We now have all the pieces to create the dataset, the transaction features and the edge indices for each transaction to node type edge.

### Creating a PyTorch Geometric dataset

Now we can put the transaction features and the edge indices into a PyTorch Geometric `HeteroData` object.

In [None]:
from torch_geometric.data import HeteroData

data = HeteroData()

Set the features and labels for the transaction nodes:

In [None]:
data["transaction"].num_nodes = len(transaction_df)
data["transaction"].x = transaction_feats
data["transaction"].y = torch.tensor(transaction_df["isFraud"].astype("long"))
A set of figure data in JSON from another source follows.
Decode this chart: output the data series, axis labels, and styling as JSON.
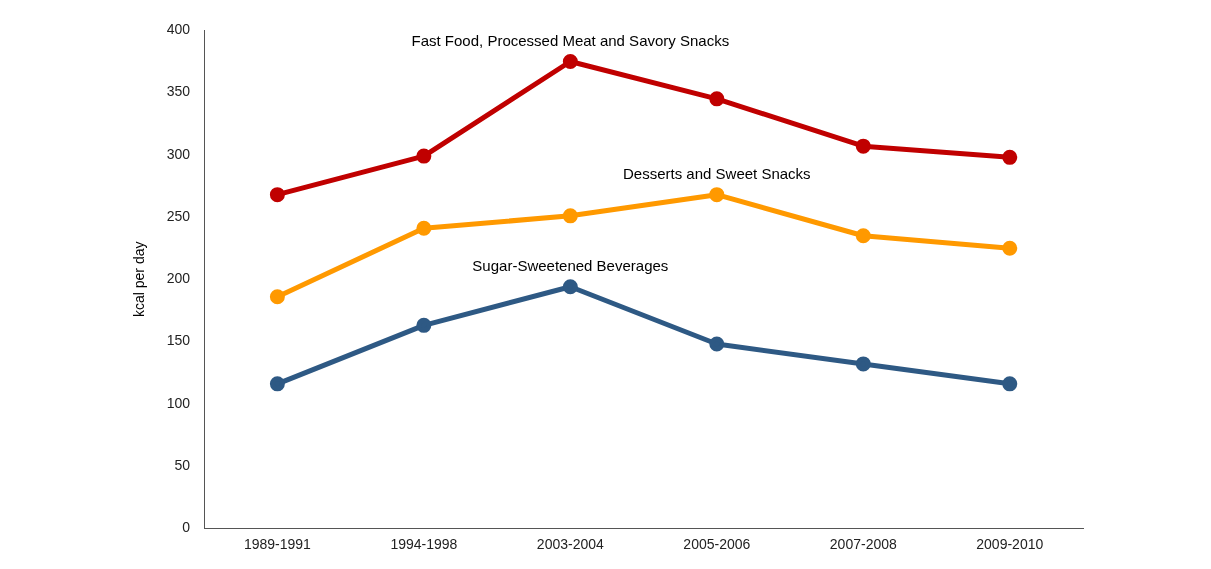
{
  "chart_data": {
    "type": "line",
    "ylabel": "kcal per day",
    "categories": [
      "1989-1991",
      "1994-1998",
      "2003-2004",
      "2005-2006",
      "2007-2008",
      "2009-2010"
    ],
    "series": [
      {
        "name": "Fast Food, Processed Meat and Savory Snacks",
        "color": "#c00000",
        "values": [
          268,
          299,
          375,
          345,
          307,
          298
        ]
      },
      {
        "name": "Desserts and Sweet Snacks",
        "color": "#ff9900",
        "values": [
          186,
          241,
          251,
          268,
          235,
          225
        ]
      },
      {
        "name": "Sugar-Sweetened Beverages",
        "color": "#2e5984",
        "values": [
          116,
          163,
          194,
          148,
          132,
          116
        ]
      }
    ],
    "ylim": [
      0,
      400
    ],
    "yticks": [
      0,
      50,
      100,
      150,
      200,
      250,
      300,
      350,
      400
    ],
    "grid": false,
    "legend": false,
    "marker": "circle",
    "line_style": "solid"
  }
}
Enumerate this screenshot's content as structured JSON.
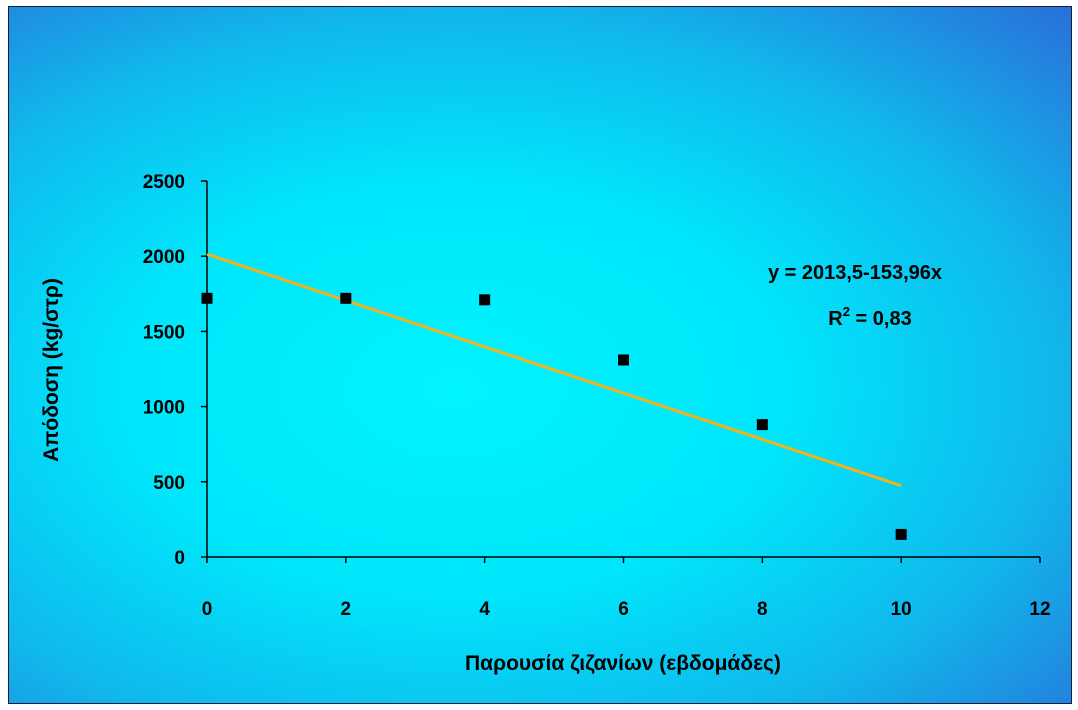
{
  "chart_data": {
    "type": "scatter",
    "xlabel": "Παρουσία ζιζανίων (εβδομάδες)",
    "ylabel": "Απόδοση (kg/στρ)",
    "xlim": [
      0,
      12
    ],
    "ylim": [
      0,
      2500
    ],
    "x_ticks": [
      "0",
      "2",
      "4",
      "6",
      "8",
      "10",
      "12"
    ],
    "y_ticks": [
      "0",
      "500",
      "1000",
      "1500",
      "2000",
      "2500"
    ],
    "points": [
      {
        "x": 0,
        "y": 1720
      },
      {
        "x": 2,
        "y": 1720
      },
      {
        "x": 4,
        "y": 1710
      },
      {
        "x": 6,
        "y": 1310
      },
      {
        "x": 8,
        "y": 880
      },
      {
        "x": 10,
        "y": 150
      }
    ],
    "trendline": {
      "intercept": 2013.5,
      "slope": -153.96,
      "x_range": [
        0,
        10
      ],
      "color": "#f2b21e"
    },
    "equation": "y = 2013,5-153,96x",
    "r_squared_prefix": "R",
    "r_squared_exponent": "2",
    "r_squared_suffix": " = 0,83",
    "grid": false,
    "marker_color": "#000000"
  }
}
Then, for each of the other node types we, create the nodes and the edges:

In [None]:
for node_type in non_target_node_types:
    data["transaction", "to", node_type].edge_index = edge_dict[node_type]
    data[node_type].num_nodes = edge_dict[node_type][1].max() + 1
    # Create dummy features for the non-transaction node types
    data[node_type].x = torch.zeros((edge_dict[node_type][1].max() + 1, 1))

We can validate the data we have created:

In [None]:
assert data.validate()

Now let's see what the resulting graph looks like:

In [None]:
data

In [None]:
data.num_nodes

The graph looks as expected. There are a number of node types, but only the transaction nodes have labels. Each transaction is connected to a node of a different node type. 

## Visualizing the graph

We can visualise the heterogeneous graph we have created from the tabular data.

Let's just select a fraction of the graph for visualizing:

In [None]:
from torch_geometric.transforms import RemoveIsolatedNodes

data = data.subgraph({"transaction": torch.arange(0, 3)})
data = RemoveIsolatedNodes()(data)
data

We can use NetworkX to visualise this graph:

In [None]:
import random

import networkx as nx
from matplotlib import pyplot as plt
from torch_geometric.utils import to_networkx

# Convert to homogeneous
data_homogeneous = data.to_homogeneous()
g = to_networkx(data_homogeneous)
# Use node types as colour map
colour_map = data_homogeneous.node_type

pos = nx.spring_layout(g)

# Split the nodes by node type and add some randomness to separate the nodes
for i in range(0, len(colour_map)):
    if colour_map[i] != 0:
        pos[i][0] += np.cos(colour_map[i] / 2) * 10 + random.randint(-1, 1)
        pos[i][1] += np.sin(colour_map[i] / 2) * 10 + random.randint(-1, 1)
    else:
        pos[i][0] += random.randint(-3, 3)
        pos[i][1] += random.randint(-3, 3)

nx.draw_networkx(g, pos=pos, node_color=colour_map * 40, cmap=plt.cm.tab20)
plt.show()

Nodes 0 - 2 represent the transaction nodes. As expected, each transaction node is connected out to the nodes of the other types, each represented with a different colour.

## Conclusion

In this notebook we have preprocessed a tabular dataset into a PyTorch Geometric `HeteroData` object, ready for training. Specifically we have:

 - Loaded the [IEEE-CIS Fraud Detection](https://www.kaggle.com/c/ieee-fraud-detection/data) dataset,
 - Created edge indices for each edge type from particular columns,
 - Created transaction features based on category and numeric columns,
 - Created a PyTorch Geometric `HeteroData` object containing these features and edges,
 - Visualised the resulting graph.

To preprocess and cache the entire dataset use the `dataset.py` script.

This dataset is used for training a GNN as shown in the "Training a GNN to do Fraud Detection on Graphcore IPUs with PyTorch Geometric" `2_training.ipynb` notebook.